Le mollah tatare et l’air pur
Il faisait une telle chaleur dans la cellule qu’on n’y apercevait pas une seule mouche. Les énormes fenêtres aux croisées métalliques étaient grandes ouvertes, mais cela n’apportait aucun soulagement car l’asphalte brûlant de la cour renvoyait des vagues d’air chaud vers le haut : il faisait malgré tout plus frais que dehors. On s’était débarrassés de tous nos vêtements et des centaines de corps nus, suant à grosses gouttes et exhalant une lourde chaleur humide, se tournaient et se retournaient par terre : il faisait trop chaud sur les châlits. Aux appels des commandants, les détenus se mettaient en rangs, vêtus de leurs seuls caleçons ; ils restaient une heure dans les latrines à s’asperger d’eau froide aux lavabos. Mais cela n’avait pas d’effet durable. Ceux qui logeaient sous les châlits se retrouvaient tout à coup les détenteurs des meilleures places. Il fallait se préparer à gagner les « lointains campements » et on plaisantait, lugubrement, comme toujours en prison, en prédisant, après la torture par la vapeur, la torture par le gel.
Un mollah tatare, un détenu en cours d’instruction pour la célèbre affaire de la « Grande Tatarie[36] » dont nous eûmes connaissance bien avant que les journaux y fassent allusion, un homme sanguin et solide de soixante ans, à la poitrine puissante recouverte de poils gris, aux yeux ronds et sombres et au regard vif, disait, tout en essuyant sans cesse son crâne chauve et luisant à l’aide d’un chiffon mouillé :
— Le tout, c’est qu’ils ne me fusillent pas.
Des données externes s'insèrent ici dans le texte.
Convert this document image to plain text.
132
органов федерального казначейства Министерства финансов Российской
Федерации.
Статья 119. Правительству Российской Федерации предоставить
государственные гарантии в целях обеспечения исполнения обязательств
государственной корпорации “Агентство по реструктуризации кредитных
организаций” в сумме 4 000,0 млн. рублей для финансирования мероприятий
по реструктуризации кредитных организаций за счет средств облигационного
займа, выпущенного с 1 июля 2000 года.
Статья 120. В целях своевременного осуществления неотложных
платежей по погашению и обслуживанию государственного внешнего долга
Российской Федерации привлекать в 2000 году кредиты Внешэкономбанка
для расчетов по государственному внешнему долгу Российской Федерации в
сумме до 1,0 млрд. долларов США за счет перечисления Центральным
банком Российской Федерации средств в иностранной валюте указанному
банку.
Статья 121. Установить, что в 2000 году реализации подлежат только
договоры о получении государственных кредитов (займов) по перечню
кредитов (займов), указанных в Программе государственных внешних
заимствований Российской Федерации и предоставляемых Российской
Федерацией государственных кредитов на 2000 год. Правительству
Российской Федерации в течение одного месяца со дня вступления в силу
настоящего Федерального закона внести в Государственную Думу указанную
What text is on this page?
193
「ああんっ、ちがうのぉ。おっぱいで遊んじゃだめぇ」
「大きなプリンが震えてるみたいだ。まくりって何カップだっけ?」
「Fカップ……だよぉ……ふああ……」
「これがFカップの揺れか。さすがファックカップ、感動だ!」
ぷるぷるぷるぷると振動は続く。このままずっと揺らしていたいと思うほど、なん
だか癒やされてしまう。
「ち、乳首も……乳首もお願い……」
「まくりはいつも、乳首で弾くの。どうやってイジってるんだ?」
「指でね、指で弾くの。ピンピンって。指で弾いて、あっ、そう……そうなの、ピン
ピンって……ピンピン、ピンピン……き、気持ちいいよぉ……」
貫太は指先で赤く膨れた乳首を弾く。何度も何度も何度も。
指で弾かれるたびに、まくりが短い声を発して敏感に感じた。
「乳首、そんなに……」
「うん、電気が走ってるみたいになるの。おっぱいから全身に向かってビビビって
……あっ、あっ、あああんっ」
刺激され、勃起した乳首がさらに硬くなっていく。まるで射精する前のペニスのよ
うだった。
S’ils me collent dix ans, c’est une bagatelle. Ce genre de peine ne fait peur qu’à ceux qui veulent vivre jusqu’à quarante ans. Moi, je veux vivre jusqu’à quatre-vingts.
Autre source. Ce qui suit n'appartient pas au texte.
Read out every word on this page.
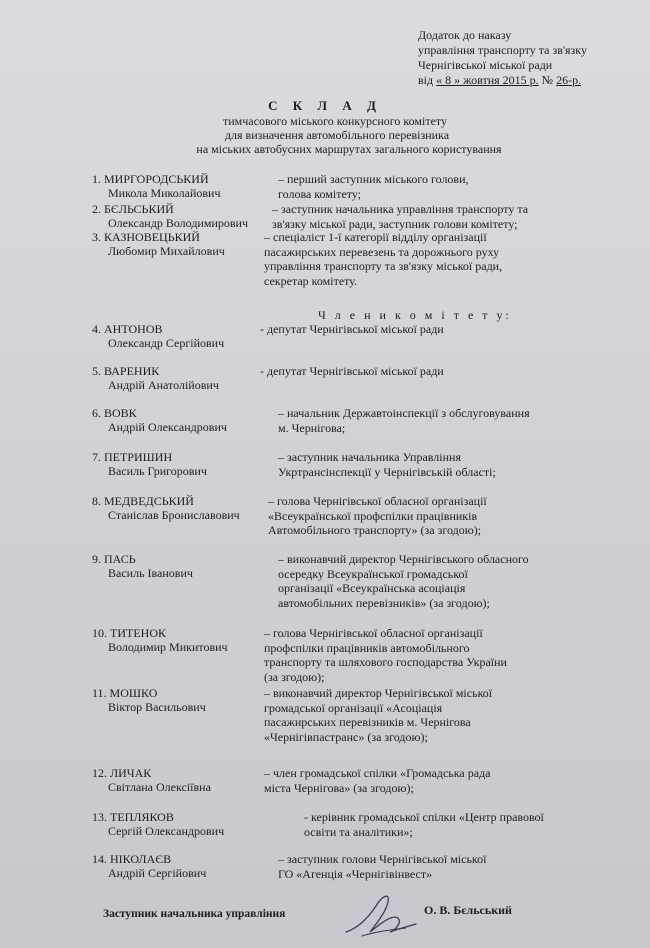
Додаток до наказу
управління транспорту та зв'язку
Чернігівської міської ради
від
« 8 » жовтня 2015 р.
№
26-р.
С К Л А Д
тимчасового міського конкурсного комітету
для визначення автомобільного перевізника
на міських автобусних маршрутах загального користування
1. МИРГОРОДСЬКИЙ
Микола Миколайович
– перший заступник міського голови,
голова комітету;
2. БЄЛЬСЬКИЙ
Олександр Володимирович
– заступник начальника управління транспорту та
зв'язку міської ради, заступник голови комітету;
3. КАЗНОВЕЦЬКИЙ
Любомир Михайлович
– спеціаліст 1-ї категорії відділу організації
пасажирських перевезень та дорожнього руху
управління транспорту та зв'язку міської ради,
секретар комітету.
Ч л е н и к о м і т е т у:
4. АНТОНОВ
Олександр Сергійович
- депутат Чернігівської міської ради
5. ВАРЕНИК
Андрій Анатолійович
- депутат Чернігівської міської ради
6. ВОВК
Андрій Олександрович
– начальник Державтоінспекції з обслуговування
м. Чернігова;
7. ПЕТРИШИН
Василь Григорович
– заступник начальника Управління
Укртрансінспекції у Чернігівській області;
8. МЕДВЕДСЬКИЙ
Станіслав Брониславович
– голова Чернігівської обласної організації
«Всеукраїнської профспілки працівників
Автомобільного транспорту» (за згодою);
9. ПАСЬ
Василь Іванович
– виконавчий директор Чернігівського обласного
осередку Всеукраїнської громадської
організації «Всеукраїнська асоціація
автомобільних перевізників» (за згодою);
10. ТИТЕНОК
Володимир Микитович
– голова Чернігівської обласної організації
профспілки працівників автомобільного
транспорту та шляхового господарства України
(за згодою);
11. МОШКО
Віктор Васильович
– виконавчий директор Чернігівської міської
громадської організації «Асоціація
пасажирських перевізників м. Чернігова
«Чернігівпастранс» (за згодою);
12. ЛИЧАК
Світлана Олексіївна
– член громадської спілки «Громадська рада
міста Чернігова» (за згодою);
13. ТЕПЛЯКОВ
Сергій Олександрович
- керівник громадської спілки «Центр правової
освіти та аналітики»;
14. НІКОЛАЄВ
Андрій Сергійович
– заступник голови Чернігівської міської
ГО «Агенція «Чернігівінвест»
Заступник начальника управління	О. В. Бєльський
En rentrant de promenade, ce mollah grimpait au cinquième étage sans être essoufflé.
— Si j’écope de plus de dix ans, disait-il poursuivant sa réflexion, en prison, je tiendrai le coup encore vingt ans. Mais si c’est au camp… – le mollah s’interrompit –, à l’air pur, je tiendrai dix ans.
Je me souviens de ce mollah intelligent et alerte aujourd’hui, en relisant les Souvenirs de la maison des morts[37]. Le mollah savait ce qu’était « l’air pur ».
Morozov[38] et Figner[39] ont passé vingt-cinq ans à la forteresse Pierre-et-Paul, soumis au régime de prison le plus sévère, et ils en sont sortis parfaitement capables de travailler. Véra Nikolaïevna a trouvé sans grande difficulté la force d’œuvrer encore pour la révolution, puis elle a écrit des Mémoires en plusieurs tomes sur les horreurs subies ; quant à Nikolaï Alexandrovitch, il a rédigé nombre de travaux scientifiques qui le firent connaître (dont la majeure partie avait été écrite en forteresse) et épousa une lycéenne par amour.
Au camp, pour qu’un homme jeune et en pleine santé qui commençait sa carrière au front de taille en hiver, à l’air pur, se transforme en « crevard », il suffisait de vingt à trente jours de travail, avec des horaires quotidiens de seize heures, sans jours de repos, une faim constante, des habits en lambeaux et des nuits passées sous une tente en grosse toile déchirée par un froid de moins soixante degrés à l’extérieur ; il y avait en plus les coups des contremaîtres, des starostes, qui étaient des truands, et de l’escorte. Ces délais ont été vérifiés plus d’une fois. Des brigades qui commençaient la saison de l’or et portaient le nom de leur chef, il ne restait plus un seul homme à la fin de la saison, à l’exception de ce chef, du chef de baraque et de quelques amis personnels du chef de brigade. L’effectif de l’équipe changeait plusieurs fois durant l’été. La taille aurifère rejetait sans cesse les déchets de la production à l’hôpital, dans les brigades dites de rétablissement, dans les centres d’invalides ou dans les fosses communes.
La saison de l’or commence le 15 mai et se termine le 15 septembre : elle dure quatre mois. Quant au travail d’hiver, n’en parlons pas. L’été, les équipes principales des fronts de taille sont formées de gens nouveaux qui n’ont jamais encore passé l’hiver ici.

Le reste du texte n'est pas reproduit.